Li Yali, Liu Suwei, Zhang Yan, Zhang Mengze, Jiang Chenyu, Ni Ming, Jin Dan, Qian Zhen, Wang Jiangxuan, Pan Xuemin, Yuan Huishu
Department of Radiology, Peking University Third Hospital, 49 Huayuan N Rd, Haidian District, Beijing, China (Y.L., S.L., Y.Z., CC.J., M.N., D.J., J.W., X.P., H.Y.).
The Institute of Intelligent Diagnostics, Beijing United-Imaging Research Institute of Intelligent Imaging, Building 3-4F, 9 Yongteng N. Road, Beijing, China (M.Z., Z.Q.).
Acad Radiol. 2025 Jul;32(7):4254-4265. doi: 10.1016/j.acra.2024.11.062. Epub 2025 May 2.
To explore the feasibility of deep learning (DL)-enhanced, fully automated bone mineral density (BMD) measurement using the ultralow-voltage 80 kV chest CT scans performed for lung cancer screening.
This study involved 987 patients who underwent 80 kV chest and 120 kV lumbar CT from January to July 2024. Patients were collected from six CT scanners and divided into the training, validation, and test sets 1 and 2 (561: 177: 112: 137). Four convolutional neural networks (CNNs) were employed for automated segmentation (3D VB-Net and SCN), region of interest extraction (3D VB-Net), and BMD calculation (DenseNet and ResNet) of the target vertebrae (T12-L2). The BMD values of T12-L2 were obtained using 80 and 120 kV quantitative CT (QCT), the latter serving as the standard reference. Linear regression and Bland-Altman analyses were used to compare BMD values between 120 kV QCT and 80 kV CNNs, and between 120 kV QCT and 80 kV QCT. Receiver operating characteristic curve analysis was used to assess the diagnostic performance of the 80 kV CNNs and 80 kV QCT for osteoporosis and low BMD from normal BMD.
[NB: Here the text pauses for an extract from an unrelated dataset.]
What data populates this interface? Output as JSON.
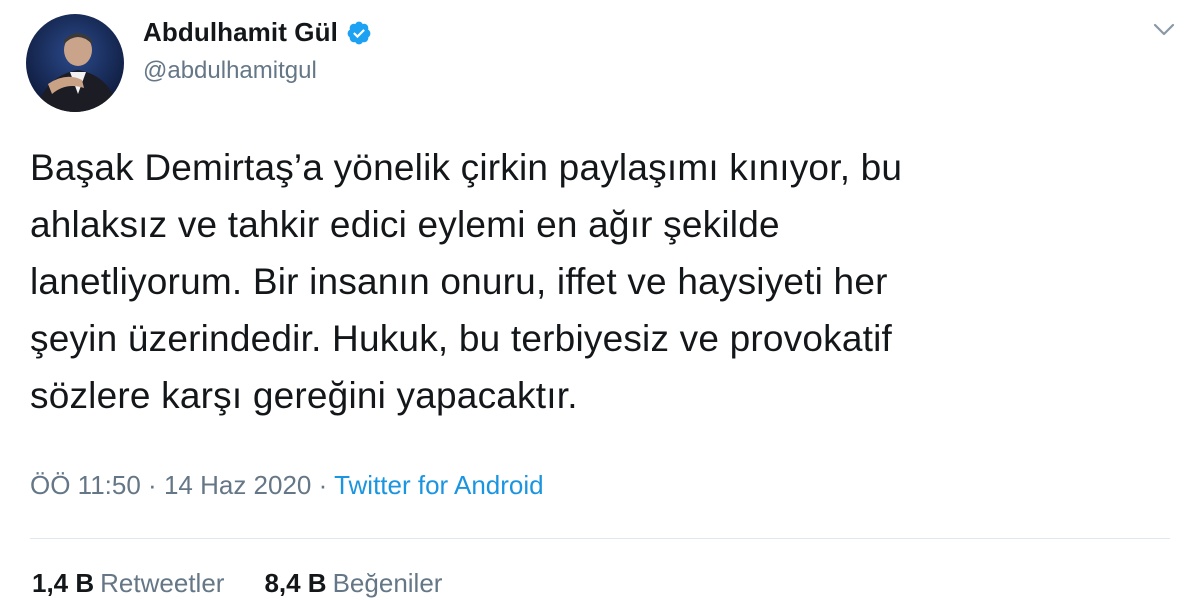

Linear regression and Bland-ltman analyses revealed a stronger correlation (R=0.991-0.998 and 0.990-0.991, P<0.001) and better agreement (mean error, -1.36 to 1.62 and 1.72 to 2.27 mg/cm; 95% limits of agreement, -9.73 to 7.01 and -5.71 to 10.19mg/cm) for BMD between 120 kV QCT and 80 kV CNNs than between 120 kV QCT and 80 kV QCT. The areas under the curve of the 80 kV CNNs and 80 kV QCT in detecting osteoporosis and low BMD were 0.997-1.000 and 0.997-0.998, and 0.998-1.000 and 0.997, respectively.
The DL method could achieve fully automated BMD calculation for opportunistic osteoporosis screening with high accuracy using ultralow-voltage 80 kV chest CT performed for lung cancer screening.
探讨利用为肺癌筛查所进行的超低电压80 kV胸部CT扫描,通过深度学习(DL)增强的全自动骨密度(BMD)测量的可行性。
本研究纳入了987例在2024年1月至7月期间接受80 kV胸部和120 kV腰椎CT检查的患者。患者来自六台CT扫描仪,并被分为训练集、验证集以及测试集1和测试集2(561:177:112:137)。采用四个卷积神经网络(CNN)对目标椎体(T12-L2)进行自动分割(3D VB-Net和SCN)、感兴趣区域提取(3D VB-Net)以及BMD计算(DenseNet和ResNet)。使用80 kV和120 kV定量CT(QCT)获取T12-L2的BMD值,后者作为标准参考。采用线性回归和Bland-Altman分析比较120 kV QCT与80 kV CNN之间以及120 kV QCT与80 kV QCT之间的BMD值。采用受试者操作特征曲线分析评估80 kV CNN和80 kV QCT对骨质疏松症以及从正常骨密度中鉴别低骨密度的诊断性能。
线性回归和Bland-Altman分析显示,120 kV QCT与80 kV CNN之间的BMD相关性更强(R=0.991 - 0.998和0.990 - 0.991,P<0.001)且一致性更好(平均误差,-1.36至1.62和1.72至2.27 mg/cm;95%一致性界限,-9.73至7.01和-5.71至10.19 mg/cm),优于120 kV QCT与80 kV QCT之间的情况。80 kV CNN和80 kV QCT在检测骨质疏松症和低骨密度时的曲线下面积分别为0.997 - 1.000和0.997 - 0.998,以及0.998 - 1.000和0.997。
DL方法能够利用为肺癌筛查所进行的超低电压80 kV胸部CT,以高精度实现用于机会性骨质疏松症筛查的全自动BMD计算。